Fig. S2. Mannooligosaccharide cap analysis of LAM. Purified LAM was analysed for presence of the mannose caps by capillary electrophoresis monitored by laser-induced fluorescence after mild acid hydrolysis and 8-aminopyrene-1,3,6-trisulfonate tagging. Shown are the profiles of LAM from M. tuberculosis wild type (trace 1) and M. tuberculosis capless mutant (trace 2). A, Ara-APTS; M, Man-APTS; S, internal standard, mannoheptose-APTS; AM, Manp-(α1[RIGHTWARDS ARROW]5)-Ara-APTS (monomannoside cap); AMM, Manp-(α1[RIGHTWARDS ARROW]2)-Manp-(α1[RIGHTWARDS ARROW]5)-Ara-APTS (dimannoside cap); AMMM, Manp-(α1[RIGHTWARDS ARROW]2)-Manp-(α1[RIGHTWARDS ARROW]2)-Manp-(α1[RIGHTWARDS ARROW]5)-Ara-APTS (trimannoside cap).


Fig. S3. Evidence for a LAM-specific defect in mannosylation. M. tuberculosis H37Rv, capless mutant and complementant were grown on plates, suspended to 50 mg ml−1 wet-weight, disrupted by beat-beating and 10 μl samples subjected to SDS-PAGE (12% acrylamide), blotted to PVDF membranes and probed with various monoclonal antibodies or lectins at 1–2 mg ml−1 and immunostained. Mab F30-5 recognizes the arabinan domain of LAM; conA and DC-SIGN are lectins specific for mannosyl residues; Mab 183-24 recognizes tri-mannosyl residues in both the mannose cap of LAM and PIMs; Mab 55.92.1A1 recognizes mannose residues in cap only. Arrows indicate the migration of the indicated molecules. Ponceau staining proves adequate transfer to PVDF. The five immunoblots together show that only the mannose cap of LAM is affected in the capless mutant with no other changes in mannosylation visible.

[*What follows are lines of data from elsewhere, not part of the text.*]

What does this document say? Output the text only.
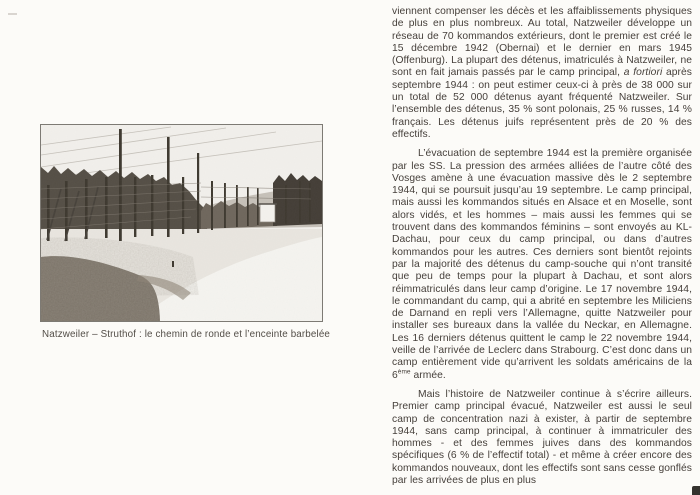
Natzweiler – Struthof : le chemin de ronde et l’enceinte barbelée

viennent compenser les décès et les affaiblissements physiques de plus en plus nombreux. Au total, Natzweiler développe un réseau de 70 kommandos extérieurs, dont le premier est créé le 15 décembre 1942 (Obernai) et le dernier en mars 1945 (Offenburg). La plupart des détenus, imatriculés à Natzweiler, ne sont en fait jamais passés par le camp principal, a fortiori après septembre 1944 : on peut estimer ceux-ci à près de 38 000 sur un total de 52 000 détenus ayant fréquenté Natzweiler. Sur l’ensemble des détenus, 35 % sont polonais, 25 % russes, 14 % français. Les détenus juifs représentent près de 20 % des effectifs.

L’évacuation de septembre 1944 est la première organisée par les SS. La pression des armées alliées de l’autre côté des Vosges amène à une évacuation massive dès le 2 septembre 1944, qui se poursuit jusqu’au 19 septembre. Le camp principal, mais aussi les kommandos situés en Alsace et en Moselle, sont alors vidés, et les hommes – mais aussi les femmes qui se trouvent dans des kommandos féminins – sont envoyés au KL-Dachau, pour ceux du camp principal, ou dans d’autres kommandos pour les autres. Ces derniers sont bientôt rejoints par la majorité des détenus du camp-souche qui n’ont transité que peu de temps pour la plupart à Dachau, et sont alors réimmatriculés dans leur camp d’origine. Le 17 novembre 1944, le commandant du camp, qui a abrité en septembre les Miliciens de Darnand en repli vers l’Allemagne, quitte Natzweiler pour installer ses bureaux dans la vallée du Neckar, en Allemagne. Les 16 derniers détenus quittent le camp le 22 novembre 1944, veille de l’arrivée de Leclerc dans Strabourg. C’est donc dans un camp entièrement vide qu’arrivent les soldats américains de la 6ème armée.

Mais l’histoire de Natzweiler continue à s’écrire ailleurs. Premier camp principal évacué, Natzweiler est aussi le seul camp de concentration nazi à exister, à partir de septembre 1944, sans camp principal, à continuer à immatriculer des hommes - et des femmes juives dans des kommandos spécifiques (6 % de l’effectif total) - et même à créer encore des kommandos nouveaux, dont les effectifs sont sans cesse gonflés par les arrivées de plus en plus
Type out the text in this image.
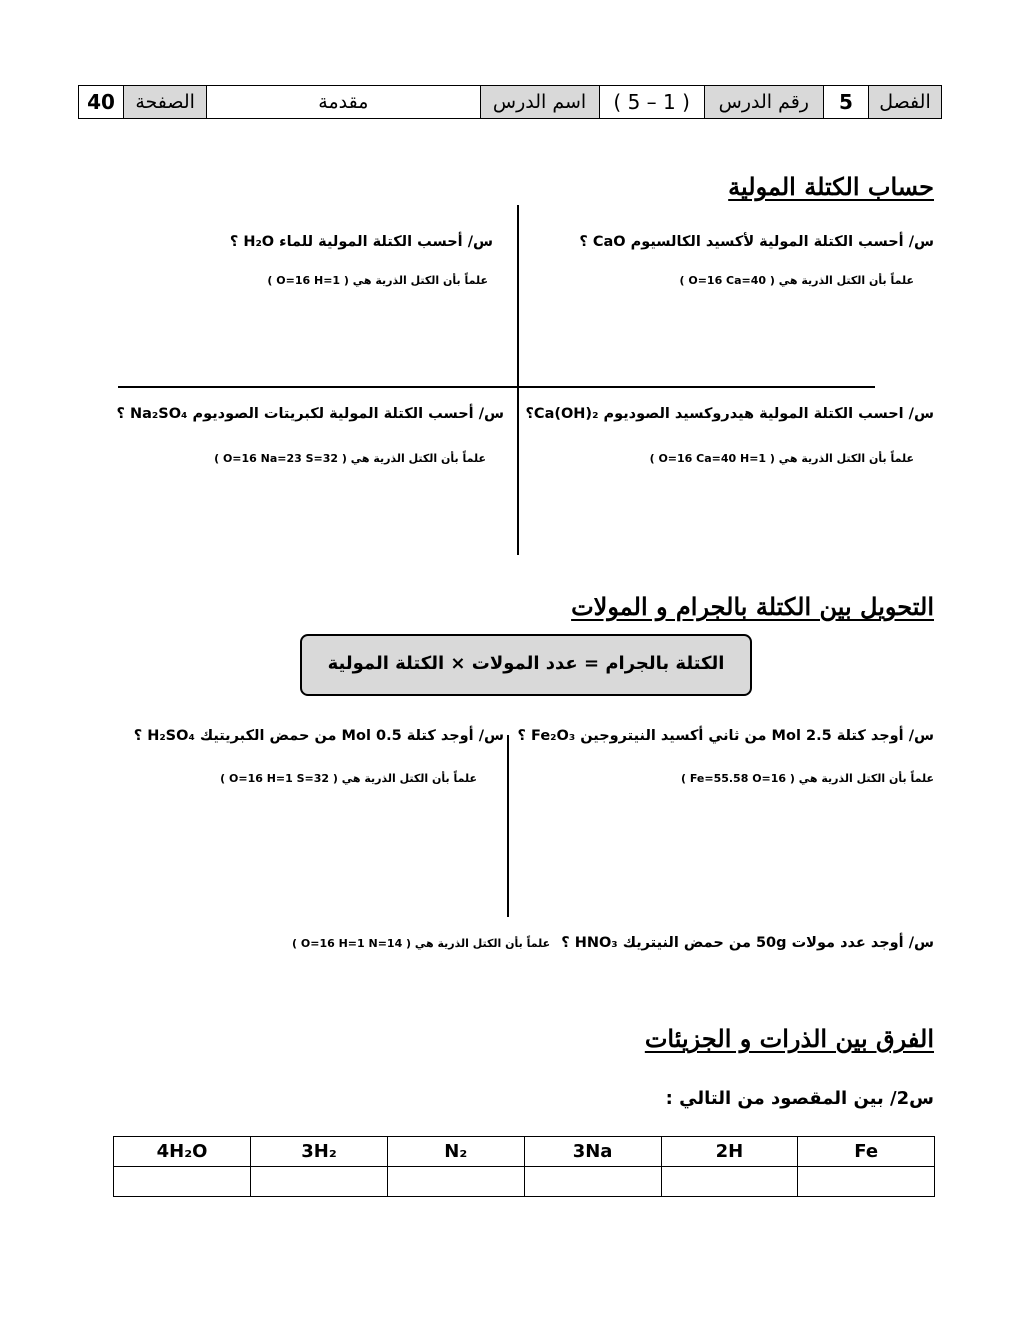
الفصل	5	رقم الدرس	( 1 – 5 )	اسم الدرس	مقدمة	الصفحة	40
حساب الكتلة المولية
س/ أحسب الكتلة المولية لأكسيد الكالسيوم CaO ؟
علماً بأن الكتل الذرية هي ( O=16 Ca=40 )
س/ أحسب الكتلة المولية للماء H₂O ؟
علماً بأن الكتل الذرية هي ( O=16 H=1 )
س/ احسب الكتلة المولية هيدروكسيد الصوديوم Ca(OH)₂؟
علماً بأن الكتل الذرية هي ( O=16 Ca=40 H=1 )
س/ أحسب الكتلة المولية لكبريتات الصوديوم Na₂SO₄ ؟
علماً بأن الكتل الذرية هي ( O=16 Na=23 S=32 )
التحويل بين الكتلة بالجرام و المولات
الكتلة بالجرام = عدد المولات × الكتلة المولية
س/ أوجد كتلة 2.5 Mol من ثاني أكسيد النيتروجين Fe₂O₃ ؟
علماً بأن الكتل الذرية هي ( Fe=55.58 O=16 )
س/ أوجد كتلة 0.5 Mol من حمض الكبريتيك H₂SO₄ ؟
علماً بأن الكتل الذرية هي ( O=16 H=1 S=32 )
س/ أوجد عدد مولات 50g من حمض النيتريك HNO₃ ؟ علماً بأن الكتل الذرية هي ( O=16 H=1 N=14 )
الفرق بين الذرات و الجزيئات
س2/ بين المقصود من التالي :
Fe	2H	3Na	N₂	3H₂	4H₂O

Molecular weight markers (expressed in kDa) are indicated along the Ponceau staining.


Fig. S4. MALDI-TOF Mass Spectrometry analysis of PIMs from M. tuberculosis wild type (A) and capless mutant (B) strains. Lipids were obtained by chloforform/methanol extraction of bacteria and subjected to MALDI-TOF MS analysis in the negative ion mode as previously described (Gilleron et al., 2003).